Dieter Rudolf’s face was twitching uncontrollably, and he rubbed his palms on his thighs.

“Who pushed Helen Stadler in front of the train?” Pia asked unexpectedly. “Was that how you were trying to cover up your failure?”

The professor stared at her, full of hate.

“I wish I had done it!” he croaked. “I wish I’d killed that little slut who wanted to destroy my life’s work, but regrettably, it wasn’t me.”

Spit sprayed from his lips, and his knuckles turned white.

“Who was it?” Pia asked, unmoved. “Tell us. If you cooperate, it could go a lot easier for you.”

“You can kiss my ass!” the professor exploded. “I want to call my lawyer right now.”

Pia and Bodenstein stood up.

“You’d better look for an expert in criminal law,” Bodenstein advised him. “You’re going to have to answer in court for several counts of homicide.”

“You haven’t got a thing on me!” Rudolf yelled, now beside himself with rage. “Not a damn thing!”

“Oh, yes, we do,” Bodenstein said with a cool smile. “You were seen on Saturday night leaving Fritz Gehrke’s house after you knocked him out with chloroform and killed him with an overdose of insulin.”

“How can you accuse me of something like that?” The professor wasn’t easily cowed. “Fritz was my friend.”

“Friendships can be broken if one friend lies to the other,” replied Bodenstein. “In your house, we found clothes that reeked of smoke.

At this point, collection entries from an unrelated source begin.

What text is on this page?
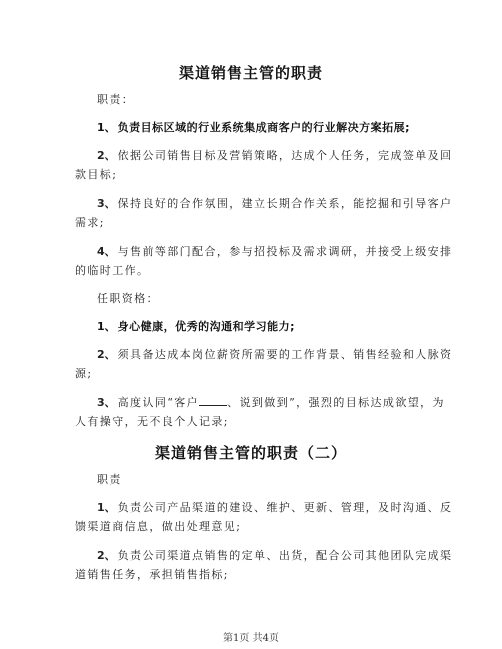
渠道销售主管的职责
职责：
1、 负责目标区域的行业系统集成商客户的行业解决方案拓展;
2、 依据公司销售目标及营销策略，达成个人任务，完成签单及回
款目标;
3、 保持良好的合作氛围，建立长期合作关系，能挖掘和引导客户
需求;
4、 与售前等部门配合，参与招投标及需求调研，并接受上级安排
的临时工作。
任职资格：
1、 身心健康，优秀的沟通和学习能力;
2、 须具备达成本岗位薪资所需要的工作背景、销售经验和人脉资
源;
3、 高度认同“客户	、说到做到”，强烈的目标达成欲望，为
人有操守，无不良个人记录;
渠道销售主管的职责（二）
职责
1、 负责公司产品渠道的建设、维护、更新、管理，及时沟通、反
馈渠道商信息，做出处理意见;
2、 负责公司渠道点销售的定单、出货，配合公司其他团队完成渠
道销售任务，承担销售指标;
第1页 共4页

In your car, there were document binders that belonged to Mr. Gehrke, and a bottle of chloroform. And in your safe, we found a cell phone that you used to make a lot of calls in recent days. Your daughter was very cooperative.”

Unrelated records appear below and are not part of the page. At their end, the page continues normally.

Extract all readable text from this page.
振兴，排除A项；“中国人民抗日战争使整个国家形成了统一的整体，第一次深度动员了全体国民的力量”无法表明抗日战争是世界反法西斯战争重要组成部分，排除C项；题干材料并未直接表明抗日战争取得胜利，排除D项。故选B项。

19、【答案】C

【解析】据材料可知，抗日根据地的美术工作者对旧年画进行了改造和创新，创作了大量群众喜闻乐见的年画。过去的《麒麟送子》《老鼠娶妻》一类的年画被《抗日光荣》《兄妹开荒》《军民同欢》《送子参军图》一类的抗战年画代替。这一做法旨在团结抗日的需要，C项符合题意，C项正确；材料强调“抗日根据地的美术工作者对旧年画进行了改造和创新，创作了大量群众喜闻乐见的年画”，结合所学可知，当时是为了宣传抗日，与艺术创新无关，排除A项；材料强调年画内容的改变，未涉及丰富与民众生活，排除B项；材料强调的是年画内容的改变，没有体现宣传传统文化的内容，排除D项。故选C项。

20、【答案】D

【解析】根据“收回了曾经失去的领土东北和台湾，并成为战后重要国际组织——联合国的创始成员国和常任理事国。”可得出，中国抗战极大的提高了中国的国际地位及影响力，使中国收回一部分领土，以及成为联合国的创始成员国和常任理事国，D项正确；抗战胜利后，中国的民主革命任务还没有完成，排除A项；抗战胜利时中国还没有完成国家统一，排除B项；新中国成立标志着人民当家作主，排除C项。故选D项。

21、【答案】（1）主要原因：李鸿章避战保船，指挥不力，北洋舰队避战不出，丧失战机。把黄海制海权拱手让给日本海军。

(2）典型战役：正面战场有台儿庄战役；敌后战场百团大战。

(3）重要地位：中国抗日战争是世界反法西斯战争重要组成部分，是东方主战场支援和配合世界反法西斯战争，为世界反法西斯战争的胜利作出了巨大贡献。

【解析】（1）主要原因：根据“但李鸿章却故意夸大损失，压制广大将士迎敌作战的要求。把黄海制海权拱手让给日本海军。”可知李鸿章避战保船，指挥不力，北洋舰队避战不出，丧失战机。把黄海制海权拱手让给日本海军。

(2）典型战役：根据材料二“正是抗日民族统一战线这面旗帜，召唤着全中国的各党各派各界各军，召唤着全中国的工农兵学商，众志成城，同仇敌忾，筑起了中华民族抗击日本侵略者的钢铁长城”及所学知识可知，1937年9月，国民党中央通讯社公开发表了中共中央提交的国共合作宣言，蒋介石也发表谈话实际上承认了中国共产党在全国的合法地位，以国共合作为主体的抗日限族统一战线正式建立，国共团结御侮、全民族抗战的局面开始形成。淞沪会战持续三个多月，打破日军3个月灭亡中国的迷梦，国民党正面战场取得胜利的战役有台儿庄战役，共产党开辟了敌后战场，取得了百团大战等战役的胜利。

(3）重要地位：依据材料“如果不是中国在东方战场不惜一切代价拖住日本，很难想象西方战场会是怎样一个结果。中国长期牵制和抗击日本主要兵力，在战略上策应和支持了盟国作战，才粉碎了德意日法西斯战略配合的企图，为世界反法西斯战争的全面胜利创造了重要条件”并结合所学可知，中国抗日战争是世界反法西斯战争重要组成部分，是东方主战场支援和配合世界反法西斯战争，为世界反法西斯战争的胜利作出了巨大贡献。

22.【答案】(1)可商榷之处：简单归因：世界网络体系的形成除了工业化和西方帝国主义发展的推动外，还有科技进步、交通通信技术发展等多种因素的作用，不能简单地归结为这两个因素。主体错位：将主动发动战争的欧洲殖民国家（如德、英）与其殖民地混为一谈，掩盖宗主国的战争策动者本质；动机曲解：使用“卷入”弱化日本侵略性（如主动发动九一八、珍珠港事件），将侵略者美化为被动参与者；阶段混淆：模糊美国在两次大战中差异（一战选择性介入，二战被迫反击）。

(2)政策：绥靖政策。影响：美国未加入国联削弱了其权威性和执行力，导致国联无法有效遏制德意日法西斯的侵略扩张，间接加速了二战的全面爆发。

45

Rudolf turned pale as a corpse.

“She planted that evidence because she hates my guts,” he claimed. “I want a lawyer. Right now.”

*   *   *

“What a disgusting character,” Pia said with a shudder after they’d left the interrogation room. “He doesn’t give a damn about Burmeister.”

“A megalomaniac who has lost all touch with reality,” replied Bodenstein. “Narcissistic and blinded by ambition.”

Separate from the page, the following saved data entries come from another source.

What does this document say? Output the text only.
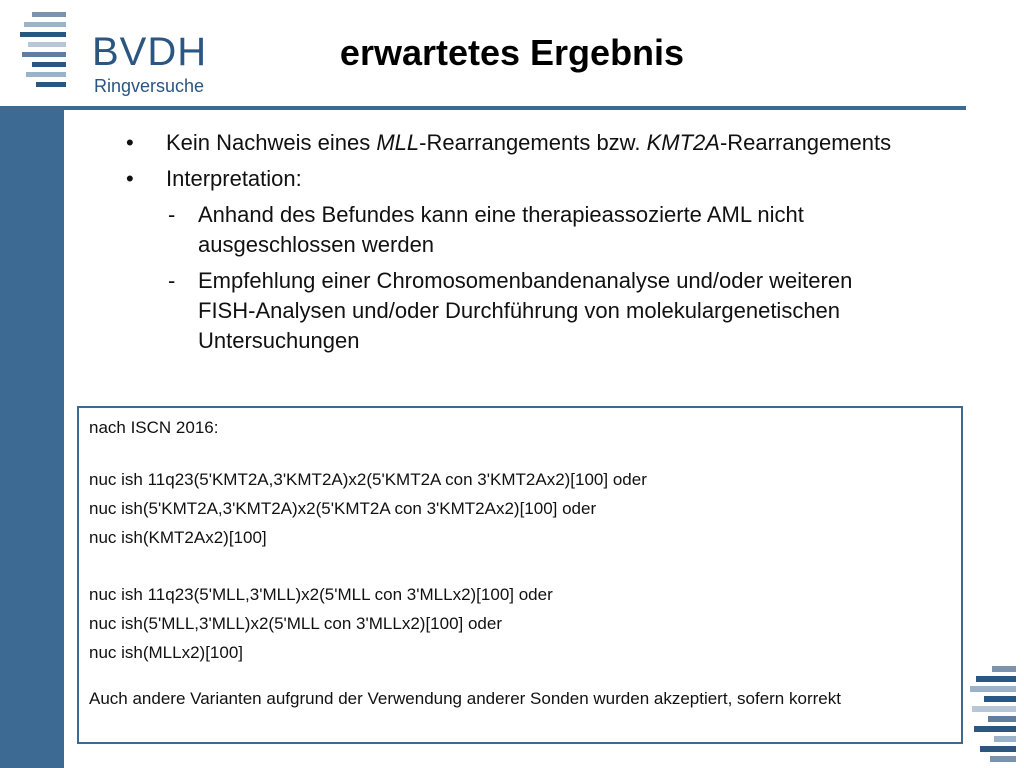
BVDH
Ringversuche
erwartetes Ergebnis
• Kein Nachweis eines MLL-Rearrangements bzw. KMT2A-Rearrangements
• Interpretation:
- Anhand des Befundes kann eine therapieassozierte AML nicht
ausgeschlossen werden
- Empfehlung einer Chromosomenbandenanalyse und/oder weiteren
FISH-Analysen und/oder Durchführung von molekulargenetischen
Untersuchungen
nach ISCN 2016:
nuc ish 11q23(5'KMT2A,3'KMT2A)x2(5'KMT2A con 3'KMT2Ax2)[100] oder
nuc ish(5'KMT2A,3'KMT2A)x2(5'KMT2A con 3'KMT2Ax2)[100] oder
nuc ish(KMT2Ax2)[100]
nuc ish 11q23(5'MLL,3'MLL)x2(5'MLL con 3'MLLx2)[100] oder
nuc ish(5'MLL,3'MLL)x2(5'MLL con 3'MLLx2)[100] oder
nuc ish(MLLx2)[100]
Auch andere Varianten aufgrund der Verwendung anderer Sonden wurden akzeptiert, sofern korrekt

“If he hadn’t lied to us, we would have gotten wise to Stadler much sooner. That made me so mad, I just had to provoke him.”

They walked down the hall to the conference room.

“Whom are Riegelhoff and Furtwängler afraid of? All this happened ten years ago.” Pia stopped next to the fire door by the stairwell.

“I can understand the anxiety Furtwängler must feel, or the director of the UCF,” Bodenstein said. “A scandal like this could ruin the reputation of a clinic or hospital, especially when people find out it was covered up.”

“Then the lawyer must feel the same,” Pia said with a nod. “He was actively involved in the cover-up and must be afraid that he’ll be disbarred or even end up being indicted. Bribes and hush money may have changed hands. Who knows?”

Bodenstein opened the glass doors, and a moment later, they entered the conference room. Several colleagues were startled out of their lethargy, while others kept dozing. Dirty dishes, empty glasses, and bottles covered the side tables along with pizza boxes. The room was stuffy and it was as quiet as a church. Seeing his exhausted team, Bodenstein fervently hoped that the investigation would soon be over and they would have a chance to rest.

At one table, the state attorney in charge, Nicola Engel, Kim, and Kai Ostermann were talking quietly.

Bodenstein and Pia sat down and reported on their conversations with Thomsen and Rudolf.

“Stadler will kill Hartig as soon as they’re done with Burmeister,” Bodenstein concluded. “And then this whole scandal may remain unresolved, because the others will keep their mouths shut in order not to incriminate themselves.”

“But why would Stadler do that?” inquired Engel skeptically. “The way it looks right now, Hartig is an accomplice.”

“Stadler doesn’t view himself as a murderer. He sees himself as a champion of a just cause,” Bodenstein replied. “He used Helen’s research to take revenge on those who caused him and his daughter harm. He followed his plan rigorously, without leaving any evidence behind. But then something changed.”